Simple command-line tests might create an illusion that this solves all remaining problems: error messages don’t appear any more1, any further logins after the initial one are immediate and the volume is correctly unmounted after the user’s last session ends. However, things will still break if the systemd user instance starts any process (like PulseAudio), because PAM modules are always processed in the same order, no matter whether the session is opened or closed. We have to put pam_mount.so before pam_systemd.so in the stack, because otherwise systemd --user won’t be able to read its configuration from a yet-to-be-decrypted volume (~/.config/systemd/user). Doing this, however, prevents pam_mount from successfully unmounting the user’s volume after systemd --user spawns any child process:

Jan 07 10:22:17 sshd[1140]: (mount.c:68): umount messages:
Jan 07 10:22:17 sshd[1140]: (mount.c:72): umount: /home/kempniu: target is busy
Jan 07 10:22:17 sshd[1140]: (mount.c:72):         (In some cases useful info about processes that
Jan 07 10:22:17 sshd[1140]: (mount.c:72):          use the device is found by lsof(8) or fuser(1).)
Jan 07 10:22:17 sshd[1140]: (mount.c:72): umount /home/kempniu failed with run_sync status 2

To work around this, we’ll tell pam_mount to unmount volumes using yet another custom script (taking username and mount point as command line arguments), which will first shut down the systemd user instance, then wait for a while to give the processes spawned by it a chance to exit cleanly and finally call umount:

#!/bin/sh

XDG_RUNTIME_DIR="/run/user/`id -u "$1"`" su "$1" -c "systemctl --user exit"

TIMEOUT=3

while [ ${TIMEOUT} -gt 0 ]; do
    if ! fuser -m "$2" >/dev/null 2>&1; then
        exec umount "$2"
    fi
    sleep 1
    TIMEOUT=$((${TIMEOUT}-1))
done

While this is clearly a hack, systemd-logind doesn’t seem to mind. To hook the script up to pam_mount, add the following line to /etc/security/pam_mount.conf.xml, just below the <lclmount> line:

<umount>/usr/local/bin/umount.stopsystemd %(USER) %(MNTPT)</umount>

I’ve been using such a contraption for quite a while now and it’s been working surprisingly well, considering the scripts’ naïveness. So far I have only found one downside – if you leave a process running in background which uses (e.g. as its current working directory) the user’s home directory upon logout, your systemd user instance will be shutdown anyhow and the unmount will obviously fail. The simplest solution is simply not to start background processes from your home directory (duh!). A real one, though, would be to make the unmounting script a little bit smarter, which is left as an excercise for the reader ;)

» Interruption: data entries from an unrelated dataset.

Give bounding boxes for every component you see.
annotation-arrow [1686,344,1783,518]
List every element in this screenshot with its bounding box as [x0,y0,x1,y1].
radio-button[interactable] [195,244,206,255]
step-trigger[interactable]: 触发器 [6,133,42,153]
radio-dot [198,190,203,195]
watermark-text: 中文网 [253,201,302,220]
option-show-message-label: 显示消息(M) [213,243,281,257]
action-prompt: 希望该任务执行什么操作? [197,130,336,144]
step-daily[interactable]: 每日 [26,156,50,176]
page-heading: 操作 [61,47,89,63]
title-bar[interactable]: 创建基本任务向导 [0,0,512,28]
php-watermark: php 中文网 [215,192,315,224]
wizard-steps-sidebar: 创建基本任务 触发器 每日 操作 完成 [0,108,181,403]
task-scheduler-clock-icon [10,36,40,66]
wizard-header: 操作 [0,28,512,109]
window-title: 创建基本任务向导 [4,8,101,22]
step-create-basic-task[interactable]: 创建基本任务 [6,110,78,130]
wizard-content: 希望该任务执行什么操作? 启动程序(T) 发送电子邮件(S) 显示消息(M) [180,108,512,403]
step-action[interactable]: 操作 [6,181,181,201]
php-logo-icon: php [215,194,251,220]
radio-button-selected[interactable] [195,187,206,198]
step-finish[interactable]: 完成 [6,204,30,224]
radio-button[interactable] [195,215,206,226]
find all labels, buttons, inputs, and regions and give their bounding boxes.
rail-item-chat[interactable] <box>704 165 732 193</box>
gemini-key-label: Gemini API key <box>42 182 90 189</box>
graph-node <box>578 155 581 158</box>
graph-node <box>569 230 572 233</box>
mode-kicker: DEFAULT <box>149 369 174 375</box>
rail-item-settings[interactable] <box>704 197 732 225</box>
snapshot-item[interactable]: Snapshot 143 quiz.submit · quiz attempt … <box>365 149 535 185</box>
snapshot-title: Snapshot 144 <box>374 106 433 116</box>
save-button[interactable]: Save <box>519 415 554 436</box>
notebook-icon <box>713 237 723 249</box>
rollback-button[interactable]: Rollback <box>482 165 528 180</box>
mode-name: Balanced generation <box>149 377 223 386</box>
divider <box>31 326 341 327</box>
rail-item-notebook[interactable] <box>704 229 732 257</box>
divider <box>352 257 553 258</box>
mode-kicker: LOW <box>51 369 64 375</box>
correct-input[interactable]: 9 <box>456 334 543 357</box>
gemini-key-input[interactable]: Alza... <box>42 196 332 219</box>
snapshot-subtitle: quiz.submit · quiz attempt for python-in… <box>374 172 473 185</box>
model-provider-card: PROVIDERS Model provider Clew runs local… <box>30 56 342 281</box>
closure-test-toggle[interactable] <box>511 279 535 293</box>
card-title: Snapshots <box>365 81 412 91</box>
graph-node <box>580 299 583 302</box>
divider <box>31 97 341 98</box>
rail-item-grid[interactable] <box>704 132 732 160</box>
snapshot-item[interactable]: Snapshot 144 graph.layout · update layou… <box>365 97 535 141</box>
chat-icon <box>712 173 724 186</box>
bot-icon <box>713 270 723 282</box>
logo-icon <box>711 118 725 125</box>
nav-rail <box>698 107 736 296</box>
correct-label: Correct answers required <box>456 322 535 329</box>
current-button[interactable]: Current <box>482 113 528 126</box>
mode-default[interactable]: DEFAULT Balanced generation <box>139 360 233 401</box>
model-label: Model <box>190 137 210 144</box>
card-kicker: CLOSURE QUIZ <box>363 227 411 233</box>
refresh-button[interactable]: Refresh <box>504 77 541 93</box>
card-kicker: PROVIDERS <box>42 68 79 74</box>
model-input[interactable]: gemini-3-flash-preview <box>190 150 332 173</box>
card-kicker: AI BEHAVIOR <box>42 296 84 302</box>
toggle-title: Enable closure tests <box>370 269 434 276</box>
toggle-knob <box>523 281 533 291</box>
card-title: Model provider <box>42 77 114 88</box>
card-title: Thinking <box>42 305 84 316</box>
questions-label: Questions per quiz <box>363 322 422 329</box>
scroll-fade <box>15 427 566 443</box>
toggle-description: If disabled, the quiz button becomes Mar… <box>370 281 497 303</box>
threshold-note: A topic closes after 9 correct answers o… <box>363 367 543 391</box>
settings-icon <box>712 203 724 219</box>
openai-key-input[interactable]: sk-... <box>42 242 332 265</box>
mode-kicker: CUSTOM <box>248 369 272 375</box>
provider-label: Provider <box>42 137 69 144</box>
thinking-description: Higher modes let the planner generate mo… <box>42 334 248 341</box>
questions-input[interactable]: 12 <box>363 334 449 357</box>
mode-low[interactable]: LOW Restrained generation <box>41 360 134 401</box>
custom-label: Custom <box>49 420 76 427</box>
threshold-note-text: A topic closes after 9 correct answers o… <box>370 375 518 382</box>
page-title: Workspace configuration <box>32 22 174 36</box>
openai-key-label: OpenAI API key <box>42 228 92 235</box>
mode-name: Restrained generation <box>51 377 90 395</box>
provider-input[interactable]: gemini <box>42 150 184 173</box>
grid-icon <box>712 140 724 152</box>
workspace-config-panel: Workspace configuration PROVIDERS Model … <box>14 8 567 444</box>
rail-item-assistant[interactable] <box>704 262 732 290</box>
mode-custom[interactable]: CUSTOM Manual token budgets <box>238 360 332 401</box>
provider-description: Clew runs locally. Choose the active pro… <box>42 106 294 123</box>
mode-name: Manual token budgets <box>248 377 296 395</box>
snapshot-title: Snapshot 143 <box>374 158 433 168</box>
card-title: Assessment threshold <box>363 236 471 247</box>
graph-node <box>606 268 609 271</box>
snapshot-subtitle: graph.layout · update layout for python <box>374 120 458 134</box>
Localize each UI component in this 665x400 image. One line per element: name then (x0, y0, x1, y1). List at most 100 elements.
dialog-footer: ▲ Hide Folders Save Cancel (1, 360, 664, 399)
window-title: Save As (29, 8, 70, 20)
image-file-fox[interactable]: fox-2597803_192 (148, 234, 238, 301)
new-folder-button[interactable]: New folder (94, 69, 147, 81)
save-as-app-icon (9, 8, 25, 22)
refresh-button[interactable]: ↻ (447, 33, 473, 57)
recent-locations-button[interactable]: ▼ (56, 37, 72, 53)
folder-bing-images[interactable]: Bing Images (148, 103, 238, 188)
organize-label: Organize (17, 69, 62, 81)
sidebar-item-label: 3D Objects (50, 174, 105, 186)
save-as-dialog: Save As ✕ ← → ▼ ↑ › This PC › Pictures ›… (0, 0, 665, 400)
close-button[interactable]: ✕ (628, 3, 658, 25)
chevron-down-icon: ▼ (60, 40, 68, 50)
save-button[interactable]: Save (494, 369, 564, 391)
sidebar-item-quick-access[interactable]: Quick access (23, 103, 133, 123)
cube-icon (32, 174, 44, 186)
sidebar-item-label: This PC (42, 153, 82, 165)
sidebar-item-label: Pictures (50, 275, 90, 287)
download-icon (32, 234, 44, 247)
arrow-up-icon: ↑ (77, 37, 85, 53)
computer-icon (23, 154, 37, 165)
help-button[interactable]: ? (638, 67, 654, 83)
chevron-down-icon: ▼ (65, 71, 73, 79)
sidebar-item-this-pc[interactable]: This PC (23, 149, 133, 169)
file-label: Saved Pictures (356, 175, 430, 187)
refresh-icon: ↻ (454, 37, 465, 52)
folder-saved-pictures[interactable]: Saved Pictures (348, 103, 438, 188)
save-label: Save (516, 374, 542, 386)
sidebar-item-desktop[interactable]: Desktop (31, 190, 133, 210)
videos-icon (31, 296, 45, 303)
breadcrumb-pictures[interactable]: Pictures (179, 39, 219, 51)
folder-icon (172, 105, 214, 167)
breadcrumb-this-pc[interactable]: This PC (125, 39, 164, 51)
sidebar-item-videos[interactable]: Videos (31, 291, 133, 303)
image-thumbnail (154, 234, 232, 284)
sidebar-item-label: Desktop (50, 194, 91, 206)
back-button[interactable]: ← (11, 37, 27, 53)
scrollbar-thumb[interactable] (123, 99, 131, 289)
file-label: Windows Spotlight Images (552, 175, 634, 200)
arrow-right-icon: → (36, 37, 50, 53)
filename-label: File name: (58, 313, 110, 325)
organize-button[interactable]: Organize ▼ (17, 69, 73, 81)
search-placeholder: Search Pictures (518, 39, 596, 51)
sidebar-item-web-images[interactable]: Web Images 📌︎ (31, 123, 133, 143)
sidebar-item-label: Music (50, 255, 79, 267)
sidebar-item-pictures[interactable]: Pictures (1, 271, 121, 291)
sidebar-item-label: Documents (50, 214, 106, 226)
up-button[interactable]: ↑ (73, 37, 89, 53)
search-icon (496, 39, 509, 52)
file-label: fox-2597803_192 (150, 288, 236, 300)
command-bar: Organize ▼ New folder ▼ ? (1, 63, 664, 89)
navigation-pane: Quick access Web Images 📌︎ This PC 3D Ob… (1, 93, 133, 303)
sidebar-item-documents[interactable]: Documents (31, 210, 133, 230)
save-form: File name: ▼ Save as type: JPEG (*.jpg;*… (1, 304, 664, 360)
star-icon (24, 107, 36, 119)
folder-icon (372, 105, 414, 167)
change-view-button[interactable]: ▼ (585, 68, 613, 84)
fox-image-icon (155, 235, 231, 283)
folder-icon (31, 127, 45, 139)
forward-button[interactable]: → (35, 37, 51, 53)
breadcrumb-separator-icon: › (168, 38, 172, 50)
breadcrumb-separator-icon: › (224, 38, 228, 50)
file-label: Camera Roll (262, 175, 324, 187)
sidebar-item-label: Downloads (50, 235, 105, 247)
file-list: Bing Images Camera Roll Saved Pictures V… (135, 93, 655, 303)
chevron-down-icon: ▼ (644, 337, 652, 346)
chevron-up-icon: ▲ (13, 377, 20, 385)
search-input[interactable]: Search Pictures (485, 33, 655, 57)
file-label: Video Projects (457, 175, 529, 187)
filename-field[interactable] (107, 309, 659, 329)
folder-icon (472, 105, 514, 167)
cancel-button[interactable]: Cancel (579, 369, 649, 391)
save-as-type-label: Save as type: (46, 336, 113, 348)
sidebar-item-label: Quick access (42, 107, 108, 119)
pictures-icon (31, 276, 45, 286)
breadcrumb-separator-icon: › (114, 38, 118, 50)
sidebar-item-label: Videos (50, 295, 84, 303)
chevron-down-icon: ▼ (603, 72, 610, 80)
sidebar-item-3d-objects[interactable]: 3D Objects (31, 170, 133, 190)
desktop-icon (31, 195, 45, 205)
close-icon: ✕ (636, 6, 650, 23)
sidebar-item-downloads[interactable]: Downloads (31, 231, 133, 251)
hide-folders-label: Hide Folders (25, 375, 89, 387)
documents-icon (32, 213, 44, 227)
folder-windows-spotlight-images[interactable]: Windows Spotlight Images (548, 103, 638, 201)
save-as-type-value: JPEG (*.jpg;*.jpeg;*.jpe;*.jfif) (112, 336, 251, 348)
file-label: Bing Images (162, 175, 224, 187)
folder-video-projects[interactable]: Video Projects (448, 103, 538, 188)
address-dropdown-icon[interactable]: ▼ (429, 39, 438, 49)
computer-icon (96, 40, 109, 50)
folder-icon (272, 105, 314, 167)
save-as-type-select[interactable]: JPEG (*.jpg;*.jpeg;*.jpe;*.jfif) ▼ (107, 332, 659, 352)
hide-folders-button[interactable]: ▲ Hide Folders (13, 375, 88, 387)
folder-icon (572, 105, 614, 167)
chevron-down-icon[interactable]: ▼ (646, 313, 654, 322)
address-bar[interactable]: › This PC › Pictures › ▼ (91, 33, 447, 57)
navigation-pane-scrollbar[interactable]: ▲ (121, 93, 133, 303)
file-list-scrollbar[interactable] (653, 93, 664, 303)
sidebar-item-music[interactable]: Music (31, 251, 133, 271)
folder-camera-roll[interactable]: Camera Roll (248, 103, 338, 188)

  1. In some cases, like when using OpenSSH with public key authentication, upon second and further simultaneous logins you’ll still get some warnings that are safe to ignore (conv->conv(…): Conversation error, warning: could not obtain password interactively either). They just mean that pam_mount was not able to fetch the password from the PAM stack, which is expected, because no password was entered by the user at all, but we don’t really care because the LUKS volume is already decrypted and mounted. 

3 thoughts on “Making pam_mount play nice(r) with systemd user sessions

  1. Harvey says:

    Unfortunately systemd does not wait for pam_mount to execute a custom umount script when a user in the DE is shutting the system down. The mounts will vanish, before any custom script is run. Did not find out by now how to circumvent this. I use your hack to back up some data to the mounted share before unmounting it. This works on users choosing ‘logoff’, but not ‘shutdown’.